Showing Existence of Antiderivative for Complex-Valued Function

Question

I am asked to show that for $z\in \mathbb{C} \setminus \{0,1\}$, there exists an analytic (single-valued) function, $F(z)$ on $\mathbb{C} \setminus \{0,1\}$, such that $F'=f$, where $$f(z) = \frac{(1-2z)\cos(2\pi z)}{z^2 (1-z)^2}$$ I know that if $$\int_{\gamma} f(z) dz =0$$ for all closed contours, $\gamma$, then $f$ has an antiderivative. Furthermore, in the case of the given function above, $f(z)$, I know that Res$(f,0)=$ Res$(f,1)=0$, so using the Residue Theorem I know that for any simple closed contour, $\gamma$, we have $$\int_{\gamma} f(z) dz =0$$

However, to ensure that $f$ has an antiderivative, I need to show that this is true for all closed $\gamma$, not just simple closed $\gamma$. How can I go about finishing this last step of the proof?

Answer 1

Here is an alternative solution. Write

$$ g(z) = f(z) - \left( \frac{1}{z^2} - \frac{1}{(z-1)^2} \right). $$

Then $g$ has removable singularities at both $z=0$ and $z=1$, and so, $g$ extends to a holomorphic function on $\mathbb{C}$. In particular, $g$ has an antiderivative, say $G(z)$. Then

$$ f(z) = g(z) + \frac{1}{z^2} - \frac{1}{(z-1)^2} $$

has an antideriviative

$$ G(z) - \frac{1}{z} + \frac{1}{z-1}. $$

Answer 2

The Residue theorem states that for any (rectifiable) closed curve $\gamma$ in $\mathbb{C} \setminus \{0,1\}$: $$ \int _{\gamma }f(z)\,dz=2\pi i \bigl( \operatorname {I} (\gamma ,0)\operatorname {Res} (f,0) + \operatorname {I} (\gamma ,1)\operatorname {Res} (f,1) \bigr) $$ and that is zero for the given function $f$ because both residues are zero (as you already calculated).

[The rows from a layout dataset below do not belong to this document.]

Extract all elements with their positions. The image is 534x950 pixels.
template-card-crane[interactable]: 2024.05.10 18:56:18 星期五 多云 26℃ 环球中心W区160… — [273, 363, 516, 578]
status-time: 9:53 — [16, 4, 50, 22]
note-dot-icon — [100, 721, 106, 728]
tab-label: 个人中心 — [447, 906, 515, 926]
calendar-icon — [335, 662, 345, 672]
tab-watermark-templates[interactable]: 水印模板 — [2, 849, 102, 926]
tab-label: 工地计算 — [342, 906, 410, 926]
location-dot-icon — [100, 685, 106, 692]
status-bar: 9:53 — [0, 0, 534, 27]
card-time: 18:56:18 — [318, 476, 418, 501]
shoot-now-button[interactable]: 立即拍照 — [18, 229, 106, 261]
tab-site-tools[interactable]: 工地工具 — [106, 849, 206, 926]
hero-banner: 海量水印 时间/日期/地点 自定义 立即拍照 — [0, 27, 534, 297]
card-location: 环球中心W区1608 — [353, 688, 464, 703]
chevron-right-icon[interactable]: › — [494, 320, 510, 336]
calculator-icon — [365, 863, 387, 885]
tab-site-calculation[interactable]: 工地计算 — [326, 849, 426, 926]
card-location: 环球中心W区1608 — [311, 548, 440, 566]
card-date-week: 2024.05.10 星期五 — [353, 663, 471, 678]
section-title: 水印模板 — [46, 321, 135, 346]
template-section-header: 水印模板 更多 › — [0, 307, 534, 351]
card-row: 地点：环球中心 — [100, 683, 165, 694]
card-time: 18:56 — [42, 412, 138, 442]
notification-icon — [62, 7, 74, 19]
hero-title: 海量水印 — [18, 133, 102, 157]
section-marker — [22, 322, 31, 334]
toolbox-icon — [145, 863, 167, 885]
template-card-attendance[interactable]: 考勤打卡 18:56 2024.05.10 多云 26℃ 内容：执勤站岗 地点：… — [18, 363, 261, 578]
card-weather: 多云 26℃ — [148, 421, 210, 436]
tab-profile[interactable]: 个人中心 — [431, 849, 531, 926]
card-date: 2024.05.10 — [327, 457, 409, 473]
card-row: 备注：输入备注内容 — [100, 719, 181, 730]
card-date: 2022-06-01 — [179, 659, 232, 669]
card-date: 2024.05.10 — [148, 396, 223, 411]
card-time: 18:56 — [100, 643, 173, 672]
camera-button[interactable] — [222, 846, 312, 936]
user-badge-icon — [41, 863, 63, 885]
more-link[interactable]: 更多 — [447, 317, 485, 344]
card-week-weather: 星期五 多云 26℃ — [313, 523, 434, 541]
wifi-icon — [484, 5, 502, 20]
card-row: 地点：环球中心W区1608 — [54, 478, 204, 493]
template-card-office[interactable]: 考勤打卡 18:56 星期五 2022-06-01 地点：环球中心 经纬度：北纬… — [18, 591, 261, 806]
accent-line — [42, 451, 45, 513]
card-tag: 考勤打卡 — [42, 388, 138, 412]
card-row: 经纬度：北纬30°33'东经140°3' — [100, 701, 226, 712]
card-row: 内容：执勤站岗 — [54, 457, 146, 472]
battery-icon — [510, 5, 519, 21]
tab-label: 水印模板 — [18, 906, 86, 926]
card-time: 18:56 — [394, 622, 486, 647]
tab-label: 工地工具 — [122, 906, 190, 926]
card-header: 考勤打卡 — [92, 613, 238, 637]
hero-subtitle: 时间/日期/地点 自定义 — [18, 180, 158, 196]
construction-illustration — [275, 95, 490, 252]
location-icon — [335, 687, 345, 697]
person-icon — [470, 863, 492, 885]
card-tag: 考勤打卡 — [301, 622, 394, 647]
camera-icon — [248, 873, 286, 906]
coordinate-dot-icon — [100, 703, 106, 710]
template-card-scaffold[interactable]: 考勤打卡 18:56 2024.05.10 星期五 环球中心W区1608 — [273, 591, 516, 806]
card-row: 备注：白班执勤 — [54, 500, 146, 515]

Alternatively you could use that $$ f(z) = \frac{\cos(2 \pi z)}{z^2} - \frac{\cos(2 \pi (z-1))}{(z-1)^2} $$ and show that $\frac{\cos(2 \pi z)}{z^2}$ has an antiderivative in $\mathbb{C} \backslash \{0\}$.

Answer 3

The function $f$ is holomorphic on $\mathbb{C} \backslash \{0,1\}$ because $f$ is the quotient of holomorphic functions. Since $f$ is holomorphic in this set, it has a primitive $F$ there so that $F^\prime=f$. Or is the question to find $F$?

UPDATE

This answer is not complete. Leaving it here for a while because the comment from @Martin R was helpful.